Kelp is een zeewiersoort, die in Schotland veel voorkomt. Er wordt soda en jodium uit gehaald. Rond 1900 waren 60.000 Schotten werkzaam in de kelpindustrie. Later werd soda anders gewonnen en verdween deze industrie grotendeels. Er leeft een schapensoort op de Orkney-eilanden die bijna uitsluitend kelp eet. Het vlees hiervan smaakt zilt en bevat veel arsenicum. Kelp komt veel voor en zou een gigantisch voedselbron kunnen zijn. De reuzenkelp kan in één seizoen 60 meter lang worden. Je ziet de plant bij wijze van spreken groeien, een kleine meter per dag. Er is een theorie die beweert dat 15.000 jaar geleden de eerste immigranten Amerika per boot bereikten en zich voedden met de reuzenkelp.

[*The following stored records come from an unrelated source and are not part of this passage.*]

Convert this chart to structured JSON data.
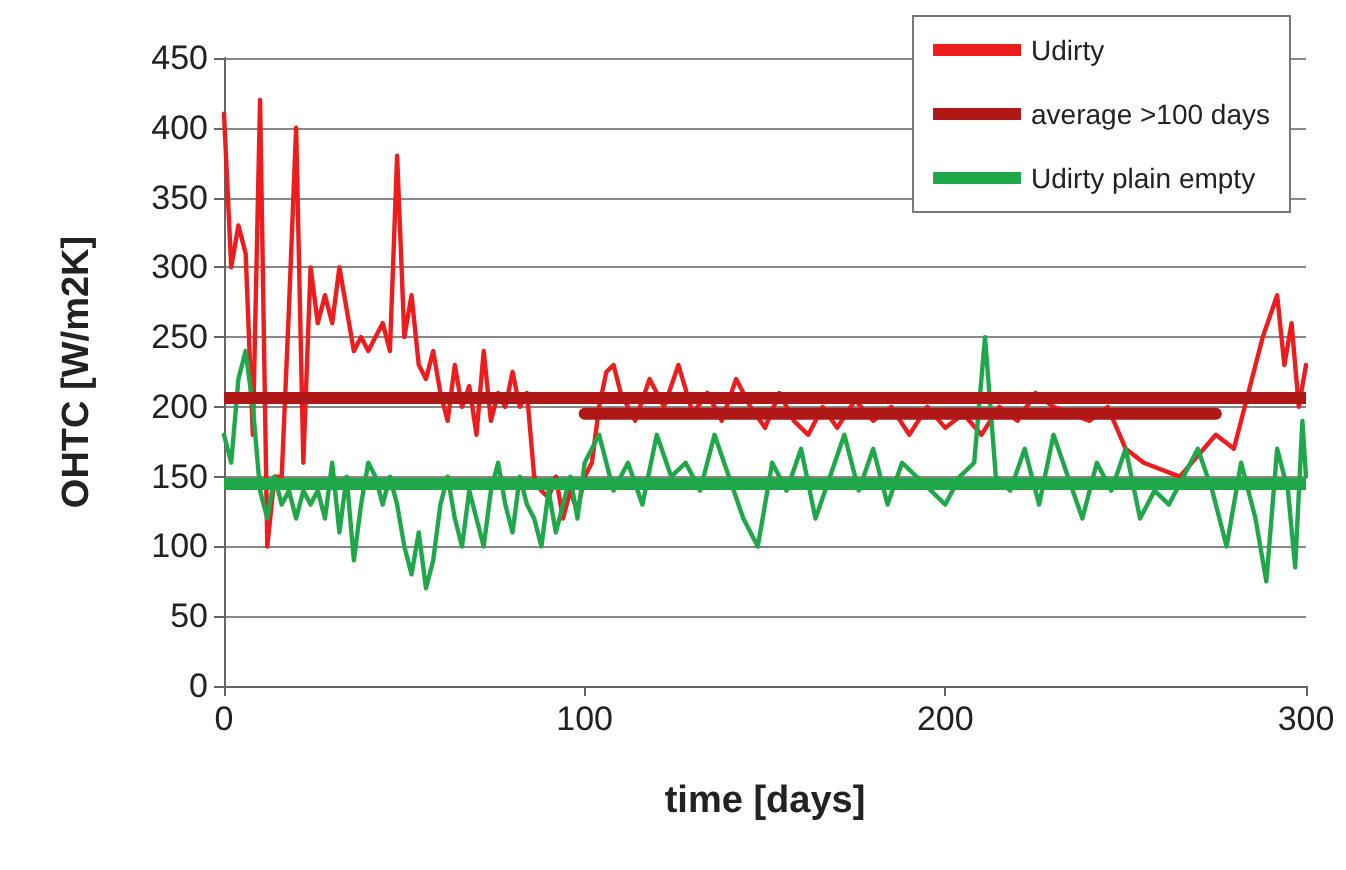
{
  "chart_data": {
    "type": "line",
    "xlabel": "time [days]",
    "ylabel": "OHTC [W/m2K]",
    "xlim": [
      0,
      300
    ],
    "xticks": [
      0,
      100,
      200,
      300
    ],
    "ylim": [
      0,
      450
    ],
    "yticks": [
      0,
      50,
      100,
      150,
      200,
      250,
      300,
      350,
      400,
      450
    ],
    "grid": "y",
    "legend": "top right",
    "marker": "none",
    "line_style": "solid",
    "series": [
      {
        "name": "Udirty",
        "color": "#ee1c1c",
        "x": [
          0,
          2,
          4,
          6,
          8,
          10,
          12,
          14,
          16,
          18,
          20,
          22,
          24,
          26,
          28,
          30,
          32,
          34,
          36,
          38,
          40,
          42,
          44,
          46,
          48,
          50,
          52,
          54,
          56,
          58,
          60,
          62,
          64,
          66,
          68,
          70,
          72,
          74,
          76,
          78,
          80,
          82,
          84,
          86,
          88,
          90,
          92,
          94,
          96,
          98,
          100,
          102,
          104,
          106,
          108,
          110,
          114,
          118,
          122,
          126,
          130,
          134,
          138,
          142,
          146,
          150,
          154,
          158,
          162,
          166,
          170,
          175,
          180,
          185,
          190,
          195,
          200,
          205,
          210,
          215,
          220,
          225,
          230,
          235,
          240,
          245,
          250,
          255,
          260,
          265,
          270,
          275,
          280,
          284,
          288,
          292,
          294,
          296,
          298,
          300
        ],
        "values": [
          410,
          300,
          330,
          310,
          180,
          420,
          100,
          150,
          150,
          270,
          400,
          160,
          300,
          260,
          280,
          260,
          300,
          270,
          240,
          250,
          240,
          250,
          260,
          240,
          380,
          250,
          280,
          230,
          220,
          240,
          210,
          190,
          230,
          200,
          215,
          180,
          240,
          190,
          210,
          200,
          225,
          200,
          210,
          150,
          140,
          135,
          150,
          120,
          140,
          125,
          150,
          160,
          200,
          225,
          230,
          210,
          190,
          220,
          200,
          230,
          195,
          210,
          190,
          220,
          200,
          185,
          210,
          190,
          180,
          200,
          185,
          205,
          190,
          200,
          180,
          200,
          185,
          195,
          180,
          200,
          190,
          210,
          200,
          195,
          190,
          200,
          170,
          160,
          155,
          150,
          165,
          180,
          170,
          210,
          250,
          280,
          230,
          260,
          200,
          230
        ]
      },
      {
        "name": "average >100 days",
        "color": "#b01818",
        "x": [
          100,
          275
        ],
        "values": [
          195,
          195
        ]
      },
      {
        "name": "Udirty plain empty",
        "color": "#1fa84a",
        "x": [
          0,
          2,
          4,
          6,
          8,
          10,
          12,
          14,
          16,
          18,
          20,
          22,
          24,
          26,
          28,
          30,
          32,
          34,
          36,
          38,
          40,
          42,
          44,
          46,
          48,
          50,
          52,
          54,
          56,
          58,
          60,
          62,
          64,
          66,
          68,
          70,
          72,
          74,
          76,
          78,
          80,
          82,
          84,
          86,
          88,
          90,
          92,
          94,
          96,
          98,
          100,
          104,
          108,
          112,
          116,
          120,
          124,
          128,
          132,
          136,
          140,
          144,
          148,
          152,
          156,
          160,
          164,
          168,
          172,
          176,
          180,
          184,
          188,
          192,
          196,
          200,
          204,
          208,
          211,
          214,
          218,
          222,
          226,
          230,
          234,
          238,
          242,
          246,
          250,
          254,
          258,
          262,
          266,
          270,
          274,
          278,
          282,
          286,
          289,
          292,
          295,
          297,
          299,
          300
        ],
        "values": [
          180,
          160,
          220,
          240,
          200,
          140,
          120,
          150,
          130,
          140,
          120,
          140,
          130,
          140,
          120,
          160,
          110,
          150,
          90,
          130,
          160,
          150,
          130,
          150,
          130,
          100,
          80,
          110,
          70,
          90,
          130,
          150,
          120,
          100,
          140,
          120,
          100,
          140,
          160,
          130,
          110,
          150,
          130,
          120,
          100,
          140,
          110,
          130,
          150,
          120,
          160,
          180,
          140,
          160,
          130,
          180,
          150,
          160,
          140,
          180,
          150,
          120,
          100,
          160,
          140,
          170,
          120,
          150,
          180,
          140,
          170,
          130,
          160,
          150,
          140,
          130,
          150,
          160,
          250,
          150,
          140,
          170,
          130,
          180,
          150,
          120,
          160,
          140,
          170,
          120,
          140,
          130,
          150,
          170,
          140,
          100,
          160,
          120,
          75,
          170,
          140,
          85,
          190,
          150
        ]
      }
    ],
    "ref_lines": [
      {
        "axis": "y",
        "value": 207,
        "color": "#b01818"
      },
      {
        "axis": "y",
        "value": 145,
        "color": "#1fa84a"
      }
    ]
  }
}
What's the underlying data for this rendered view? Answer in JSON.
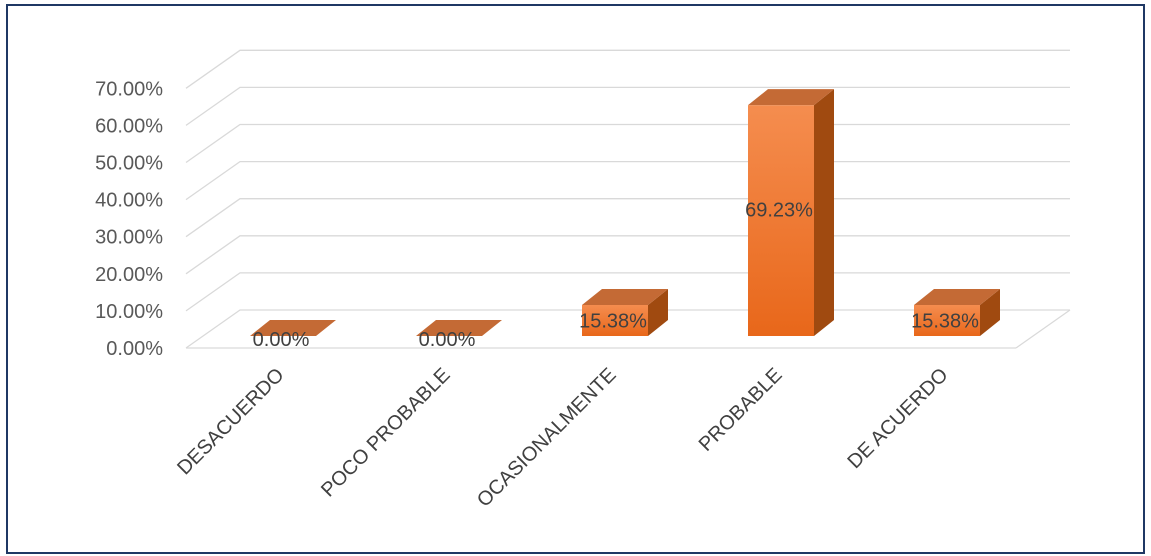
{
  "chart_data": {
    "type": "bar",
    "style": "3d-column",
    "categories": [
      "DESACUERDO",
      "POCO PROBABLE",
      "OCASIONALMENTE",
      "PROBABLE",
      "DE ACUERDO"
    ],
    "values": [
      0.0,
      0.0,
      15.38,
      69.23,
      15.38
    ],
    "data_labels": [
      "0.00%",
      "0.00%",
      "15.38%",
      "69.23%",
      "15.38%"
    ],
    "y_ticks": [
      "0.00%",
      "10.00%",
      "20.00%",
      "30.00%",
      "40.00%",
      "50.00%",
      "60.00%",
      "70.00%"
    ],
    "ylim": [
      0,
      70
    ],
    "grid": true,
    "legend": "none",
    "colors": {
      "front_top": "#f58d4f",
      "front_bottom": "#e8671a",
      "side": "#a04a10",
      "top": "#c46a35",
      "grid": "#d9d9d9",
      "border": "#1f3864"
    }
  }
}
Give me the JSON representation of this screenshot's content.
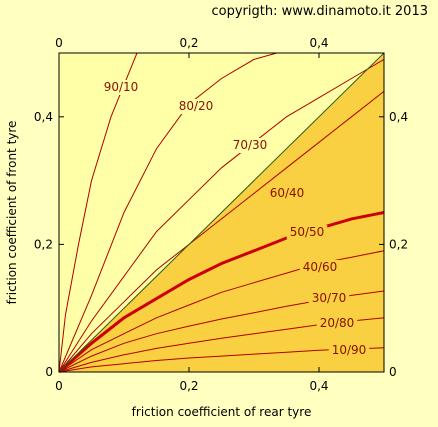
{
  "copyright": "copyrigth: www.dinamoto.it  2013",
  "colors": {
    "background": "#ffffc0",
    "plot_area": "#ffffa8",
    "shaded_region": "#f9d041",
    "curve": "#b00000",
    "main_curve": "#cc0000",
    "label": "#8a1000",
    "diagonal": "#2a5c1a"
  },
  "chart_data": {
    "type": "line",
    "xlabel": "friction coefficient of rear tyre",
    "ylabel": "friction coefficient of front tyre",
    "xlim": [
      0,
      0.5
    ],
    "ylim": [
      0,
      0.5
    ],
    "x_ticks": [
      "0",
      "0,2",
      "0,4"
    ],
    "y_ticks": [
      "0",
      "0,2",
      "0,4"
    ],
    "x_tick_values": [
      0,
      0.2,
      0.4
    ],
    "y_tick_values": [
      0,
      0.2,
      0.4
    ],
    "grid": false,
    "shaded_region": "below diagonal y = x",
    "diagonal": [
      [
        0,
        0
      ],
      [
        0.5,
        0.5
      ]
    ],
    "series": [
      {
        "name": "90/10",
        "x": [
          0,
          0.01,
          0.03,
          0.05,
          0.08,
          0.12
        ],
        "y": [
          0,
          0.09,
          0.2,
          0.3,
          0.4,
          0.5
        ]
      },
      {
        "name": "80/20",
        "x": [
          0,
          0.05,
          0.1,
          0.15,
          0.2,
          0.25,
          0.3,
          0.335
        ],
        "y": [
          0,
          0.12,
          0.25,
          0.35,
          0.42,
          0.46,
          0.49,
          0.5
        ]
      },
      {
        "name": "70/30",
        "x": [
          0,
          0.05,
          0.1,
          0.15,
          0.2,
          0.25,
          0.3,
          0.35,
          0.4,
          0.45,
          0.5
        ],
        "y": [
          0,
          0.08,
          0.15,
          0.22,
          0.27,
          0.32,
          0.36,
          0.4,
          0.43,
          0.46,
          0.49
        ]
      },
      {
        "name": "60/40",
        "x": [
          0,
          0.05,
          0.1,
          0.15,
          0.2,
          0.25,
          0.3,
          0.35,
          0.4,
          0.45,
          0.5
        ],
        "y": [
          0,
          0.06,
          0.11,
          0.16,
          0.2,
          0.24,
          0.28,
          0.32,
          0.36,
          0.4,
          0.44
        ]
      },
      {
        "name": "50/50",
        "x": [
          0,
          0.05,
          0.1,
          0.15,
          0.2,
          0.25,
          0.3,
          0.35,
          0.4,
          0.45,
          0.5
        ],
        "y": [
          0,
          0.045,
          0.085,
          0.115,
          0.145,
          0.17,
          0.19,
          0.21,
          0.225,
          0.24,
          0.25
        ]
      },
      {
        "name": "40/60",
        "x": [
          0,
          0.05,
          0.1,
          0.15,
          0.2,
          0.25,
          0.3,
          0.35,
          0.4,
          0.45,
          0.5
        ],
        "y": [
          0,
          0.035,
          0.06,
          0.085,
          0.105,
          0.125,
          0.14,
          0.155,
          0.17,
          0.18,
          0.19
        ]
      },
      {
        "name": "30/70",
        "x": [
          0,
          0.05,
          0.1,
          0.15,
          0.2,
          0.25,
          0.3,
          0.35,
          0.4,
          0.45,
          0.5
        ],
        "y": [
          0,
          0.025,
          0.045,
          0.06,
          0.072,
          0.083,
          0.093,
          0.103,
          0.112,
          0.12,
          0.127
        ]
      },
      {
        "name": "20/80",
        "x": [
          0,
          0.05,
          0.1,
          0.15,
          0.2,
          0.25,
          0.3,
          0.35,
          0.4,
          0.45,
          0.5
        ],
        "y": [
          0,
          0.015,
          0.027,
          0.037,
          0.045,
          0.053,
          0.06,
          0.067,
          0.074,
          0.08,
          0.085
        ]
      },
      {
        "name": "10/90",
        "x": [
          0,
          0.05,
          0.1,
          0.15,
          0.2,
          0.25,
          0.3,
          0.35,
          0.4,
          0.45,
          0.5
        ],
        "y": [
          0,
          0.008,
          0.013,
          0.018,
          0.022,
          0.025,
          0.028,
          0.031,
          0.034,
          0.036,
          0.038
        ]
      }
    ]
  }
}
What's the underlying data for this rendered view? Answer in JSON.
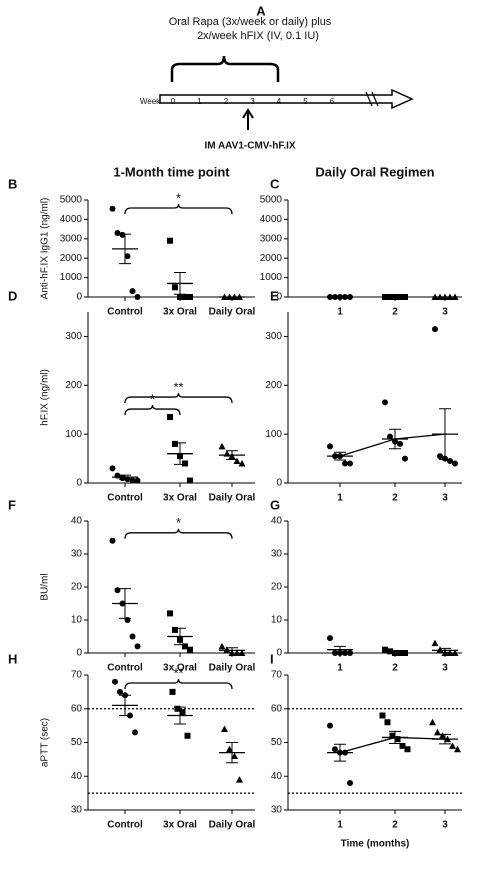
{
  "panel_a": {
    "label": "A",
    "line1": "Oral Rapa (3x/week or daily) plus",
    "line2": "2x/week hFIX (IV, 0.1 IU)",
    "week_label": "Week",
    "weeks": [
      0,
      1,
      2,
      3,
      4,
      5,
      6
    ],
    "injection": "IM AAV1-CMV-hF.IX"
  },
  "chart_data": [
    {
      "type": "dot",
      "panel": "B",
      "title": "1-Month time point",
      "y_label": "Anti-hF.IX IgG1 (ng/ml)",
      "categories": [
        "Control",
        "3x Oral",
        "Daily Oral"
      ],
      "color": "#000000",
      "groups": [
        {
          "marker": "circle",
          "points": [
            4550,
            3300,
            3200,
            2100,
            300,
            0
          ],
          "mean": 2480,
          "sem": 760
        },
        {
          "marker": "square",
          "points": [
            2900,
            500,
            0,
            0,
            0
          ],
          "mean": 700,
          "sem": 560
        },
        {
          "marker": "triangle",
          "points": [
            0,
            0,
            0,
            0
          ],
          "mean": 0,
          "sem": 0
        }
      ],
      "ylim": [
        0,
        5000
      ],
      "yticks": [
        0,
        1000,
        2000,
        3000,
        4000,
        5000
      ],
      "significance": [
        {
          "label": "*",
          "groups": [
            0,
            2
          ]
        }
      ]
    },
    {
      "type": "dot",
      "panel": "C",
      "title": "Daily Oral Regimen",
      "categories": [
        "1",
        "2",
        "3"
      ],
      "color": "#000000",
      "groups": [
        {
          "marker": "circle",
          "points": [
            0,
            0,
            0,
            0,
            0
          ],
          "mean": 0,
          "sem": 0
        },
        {
          "marker": "square",
          "points": [
            0,
            0,
            0,
            0,
            0
          ],
          "mean": 0,
          "sem": 0
        },
        {
          "marker": "triangle",
          "points": [
            0,
            0,
            0,
            0,
            0
          ],
          "mean": 0,
          "sem": 0
        }
      ],
      "ylim": [
        0,
        5000
      ],
      "yticks": [
        0,
        1000,
        2000,
        3000,
        4000,
        5000
      ]
    },
    {
      "type": "dot",
      "panel": "D",
      "y_label": "hF.IX (ng/ml)",
      "categories": [
        "Control",
        "3x Oral",
        "Daily Oral"
      ],
      "color": "#000000",
      "groups": [
        {
          "marker": "circle",
          "points": [
            30,
            15,
            10,
            8,
            5,
            5
          ],
          "mean": 12,
          "sem": 4
        },
        {
          "marker": "square",
          "points": [
            135,
            80,
            55,
            40,
            5
          ],
          "mean": 60,
          "sem": 22
        },
        {
          "marker": "triangle",
          "points": [
            75,
            60,
            55,
            45,
            40
          ],
          "mean": 57,
          "sem": 9
        }
      ],
      "ylim": [
        0,
        350
      ],
      "yticks": [
        0,
        100,
        200,
        300
      ],
      "significance": [
        {
          "label": "*",
          "groups": [
            0,
            1
          ]
        },
        {
          "label": "**",
          "groups": [
            0,
            2
          ]
        }
      ]
    },
    {
      "type": "dot",
      "panel": "E",
      "categories": [
        "1",
        "2",
        "3"
      ],
      "color": "#000000",
      "connect_means": true,
      "groups": [
        {
          "marker": "circle",
          "points": [
            75,
            55,
            55,
            40,
            40
          ],
          "mean": 55,
          "sem": 8
        },
        {
          "marker": "circle",
          "points": [
            165,
            95,
            85,
            80,
            50
          ],
          "mean": 90,
          "sem": 20
        },
        {
          "marker": "circle",
          "points": [
            315,
            55,
            50,
            45,
            40
          ],
          "mean": 100,
          "sem": 52
        }
      ],
      "ylim": [
        0,
        350
      ],
      "yticks": [
        0,
        100,
        200,
        300
      ]
    },
    {
      "type": "dot",
      "panel": "F",
      "y_label": "BU/ml",
      "categories": [
        "Control",
        "3x Oral",
        "Daily Oral"
      ],
      "color": "#000000",
      "groups": [
        {
          "marker": "circle",
          "points": [
            34,
            19,
            15,
            10,
            5,
            2
          ],
          "mean": 15,
          "sem": 4.5
        },
        {
          "marker": "square",
          "points": [
            12,
            7,
            4,
            2,
            1
          ],
          "mean": 5,
          "sem": 2.5
        },
        {
          "marker": "triangle",
          "points": [
            2,
            1,
            0,
            0,
            0
          ],
          "mean": 0.8,
          "sem": 0.8
        }
      ],
      "ylim": [
        0,
        40
      ],
      "yticks": [
        0,
        10,
        20,
        30,
        40
      ],
      "significance": [
        {
          "label": "*",
          "groups": [
            0,
            2
          ]
        }
      ]
    },
    {
      "type": "dot",
      "panel": "G",
      "categories": [
        "1",
        "2",
        "3"
      ],
      "color": "#000000",
      "groups": [
        {
          "marker": "circle",
          "points": [
            4.5,
            0,
            0,
            0,
            0
          ],
          "mean": 1,
          "sem": 1
        },
        {
          "marker": "square",
          "points": [
            1,
            0.5,
            0,
            0,
            0
          ],
          "mean": 0.3,
          "sem": 0.3
        },
        {
          "marker": "triangle",
          "points": [
            3,
            1,
            0,
            0,
            0
          ],
          "mean": 0.8,
          "sem": 0.6
        }
      ],
      "ylim": [
        0,
        40
      ],
      "yticks": [
        0,
        10,
        20,
        30,
        40
      ]
    },
    {
      "type": "dot",
      "panel": "H",
      "y_label": "aPTT (sec)",
      "categories": [
        "Control",
        "3x Oral",
        "Daily Oral"
      ],
      "color": "#000000",
      "groups": [
        {
          "marker": "circle",
          "points": [
            68,
            65,
            64,
            58,
            53
          ],
          "mean": 61,
          "sem": 3
        },
        {
          "marker": "square",
          "points": [
            65,
            60,
            59,
            52
          ],
          "mean": 58,
          "sem": 2.5
        },
        {
          "marker": "triangle",
          "points": [
            54,
            48,
            46,
            39
          ],
          "mean": 47,
          "sem": 3
        }
      ],
      "ylim": [
        30,
        70
      ],
      "yticks": [
        30,
        40,
        50,
        60,
        70
      ],
      "reference_lines": [
        60,
        35
      ],
      "significance": [
        {
          "label": "**",
          "groups": [
            0,
            2
          ]
        }
      ]
    },
    {
      "type": "dot",
      "panel": "I",
      "x_label": "Time (months)",
      "categories": [
        "1",
        "2",
        "3"
      ],
      "color": "#000000",
      "connect_means": true,
      "groups": [
        {
          "marker": "circle",
          "points": [
            55,
            48,
            47,
            47,
            38
          ],
          "mean": 47,
          "sem": 2.5
        },
        {
          "marker": "square",
          "points": [
            58,
            56,
            52,
            51,
            49,
            48
          ],
          "mean": 51.5,
          "sem": 1.8
        },
        {
          "marker": "triangle",
          "points": [
            56,
            53,
            52,
            51,
            49,
            48
          ],
          "mean": 51,
          "sem": 1.4
        }
      ],
      "ylim": [
        30,
        70
      ],
      "yticks": [
        30,
        40,
        50,
        60,
        70
      ],
      "reference_lines": [
        60,
        35
      ]
    }
  ]
}
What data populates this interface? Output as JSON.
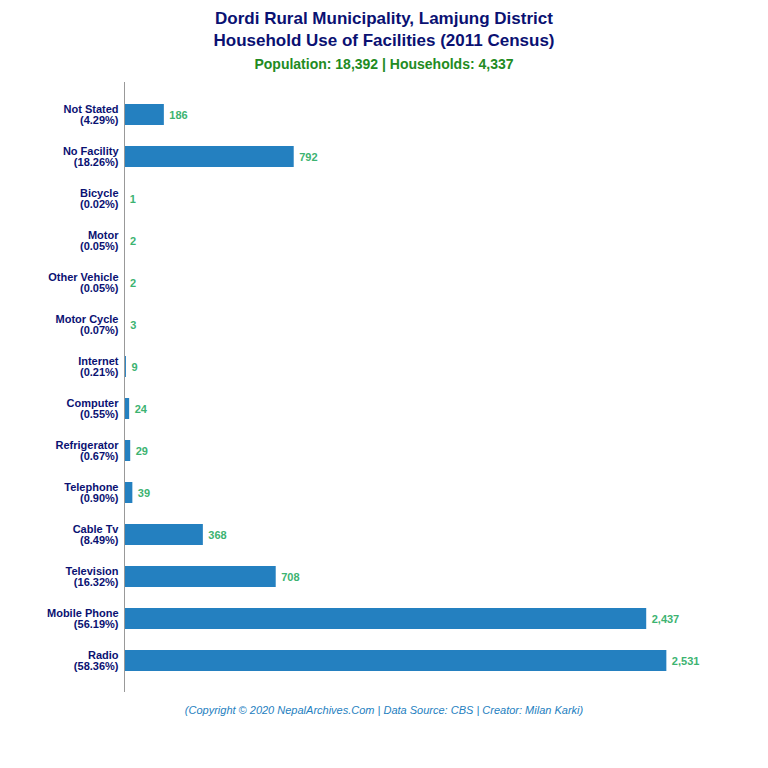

Absintalsem is de plant die ons absint geschonken heeft. In de tweede helft van de negentiende eeuw was in Frankrijk deze drank razend populair onder schrijvers en kunstenaars. De hallucinerende stof komt uit een gif dat de plant produceert om insecten te weren. Plinius de Oude kende deze eigenschap al. Dioscorides stelde voor de stof te vermengen met inkt, zodat de muizen de geschreven boeken niet zouden aanknagen. De oude Franse naam voor de plant is garde-robe, bewaker van japonnen. Deze feiten vormen slechts een klein deel van de informatie die Drori in de drie pagina’s over deze bijzondere plant weet te geven.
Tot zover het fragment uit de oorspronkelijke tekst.